Creative tasks on the topic


  1. Formulate tasks and select research methods on the topic "The influence of a student's self-esteem on his behavior."

  2. Observing the work of a teacher at school, emphasize what achievements of pedagogical science he introduces into the pedagogical process.

  3. Emphasize the methodological basis in question.
23

When investigating such a question as overcoming repetition in school, it is necessary first of all to thoroughly find out the reasons for the low progress of each lagging student. In one case, a long break in teaching may have had an effect due to a long illness or a schoolchild's family moving. In another case, his lack of desire to study at school and, as a result, the backlog in classes could have affected. Or maybe it's the student's inability to learn. Perhaps the reason should be sought in the lack of control over the student by the parents or in the unfavorable conditions of family life. But most often, the deterioration in academic performance is influenced not by one, but by several interrelated reasons. At some point, the student did not understand the teacher's explanation, and he himself was unable to understand the material being studied. The resulting gap in knowledge inevitably led to another. There was a learning gap. Rained failures, deuces. The growing chagrin gave rise to a hostile attitude towards the school. Lost interest in learning, desire to learn. Obviously, the situation needs to be rectified, taking into account the connection of all those factors under the influence of which the student has developed an incorrect attitude towards learning.

Main literature


  1. Likhachev B.T. Pedagogy. - M., 1993.

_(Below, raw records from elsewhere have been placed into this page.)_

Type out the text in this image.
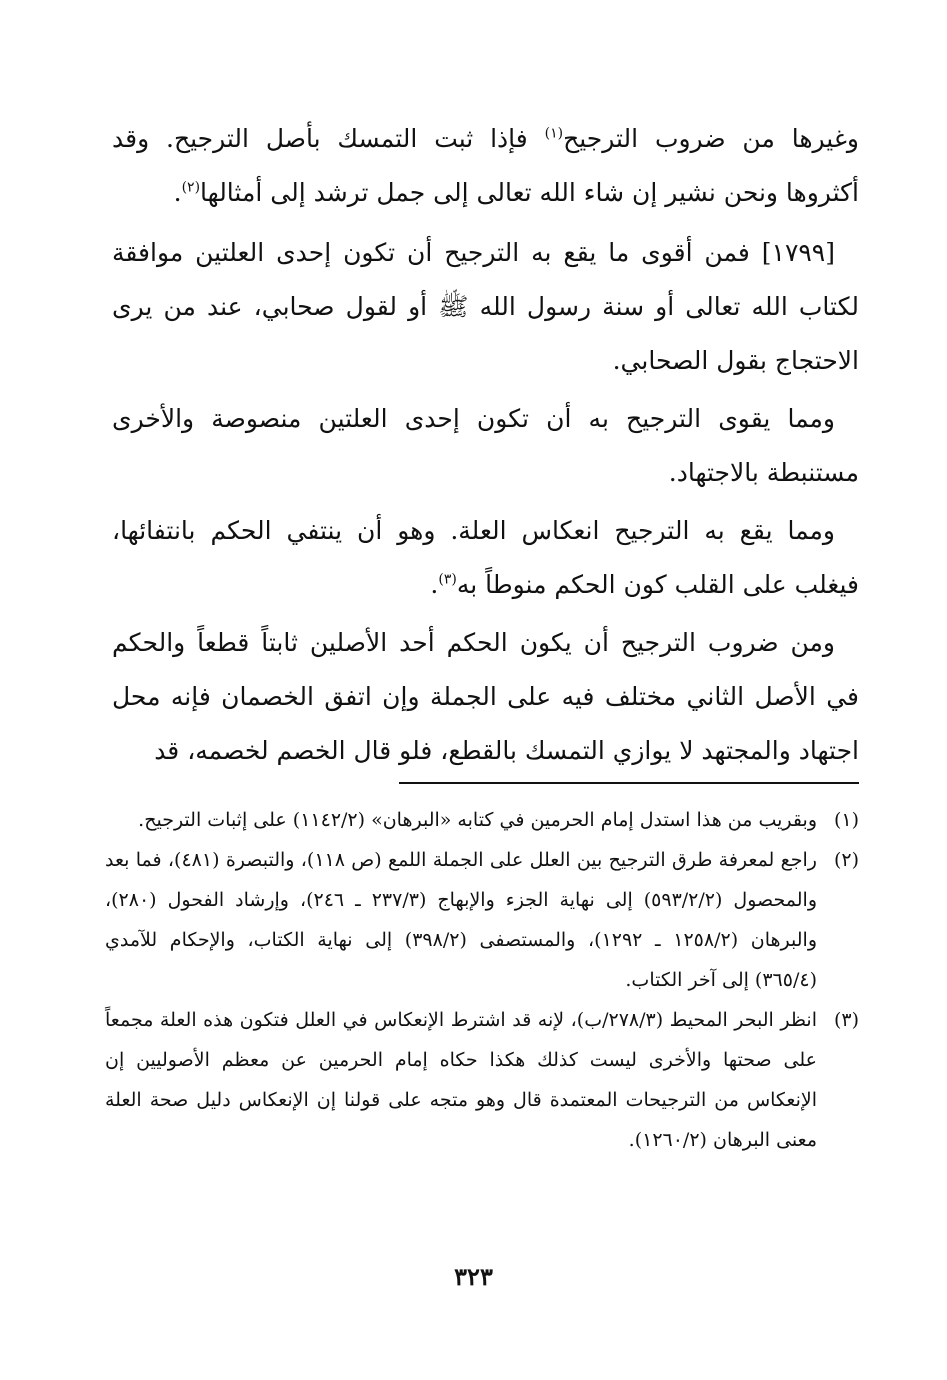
وغيرها من ضروب الترجيح$^{(١)}$ فإذا ثبت التمسك بأصل الترجيح. وقد أكثروها ونحن نشير إن شاء الله تعالى إلى جمل ترشد إلى أمثالها$^{(٢)}$.

[١٧٩٩] فمن أقوى ما يقع به الترجيح أن تكون إحدى العلتين موافقة لكتاب الله تعالى أو سنة رسول الله ﷺ أو لقول صحابي، عند من يرى الاحتجاج بقول الصحابي.

ومما يقوى الترجيح به أن تكون إحدى العلتين منصوصة والأخرى مستنبطة بالاجتهاد.

ومما يقع به الترجيح انعكاس العلة. وهو أن ينتفي الحكم بانتفائها، فيغلب على القلب كون الحكم منوطاً به$^{(٣)}$.

ومن ضروب الترجيح أن يكون الحكم أحد الأصلين ثابتاً قطعاً والحكم في الأصل الثاني مختلف فيه على الجملة وإن اتفق الخصمان فإنه محل اجتهاد والمجتهد لا يوازي التمسك بالقطع، فلو قال الخصم لخصمه، قد

(١)
وبقريب من هذا استدل إمام الحرمين في كتابه «البرهان» (١١٤٢/٢) على إثبات الترجيح.
(٢)
راجع لمعرفة طرق الترجيح بين العلل على الجملة اللمع (ص ١١٨)، والتبصرة (٤٨١)، فما بعد والمحصول (٥٩٣/٢/٢) إلى نهاية الجزء والإبهاج (٢٣٧/٣ ـ ٢٤٦)، وإرشاد الفحول (٢٨٠)، والبرهان (١٢٥٨/٢ ـ ١٢٩٢)، والمستصفى (٣٩٨/٢) إلى نهاية الكتاب، والإحكام للآمدي (٣٦٥/٤) إلى آخر الكتاب.
(٣)
انظر البحر المحيط (٢٧٨/٣/ب)، لإنه قد اشترط الإنعكاس في العلل فتكون هذه العلة مجمعاً على صحتها والأخرى ليست كذلك هكذا حكاه إمام الحرمين عن معظم الأصوليين إن الإنعكاس من الترجيحات المعتمدة قال وهو متجه على قولنا إن الإنعكاس دليل صحة العلة معنى البرهان (١٢٦٠/٢).
٣٢٣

  2. Podlasy I.P. Pedagogy. - M., 1996 (topic 1).

  3. Pidkasty P.I. Pedagogy. - M, 1996.

  1. Stolyarenko L.D., Samygin S.I. Psychology and pedagogy in questions and answers. - M., 1999.

  2. Slastenin V A., Isaev I.F. and etc. Pedagogy. - M., 1997.

  1. Kharlamov I.F. Pedagogy. - M., 1990. - Ch. II.

  1. Bordovskaya N.V., ReanAA. Pedagogy. - St. Petersburg, 2000. - Ch. one.

  2. Voronov V.V. School pedagogy in a nutshell. - M., 1999. - Ch. 1.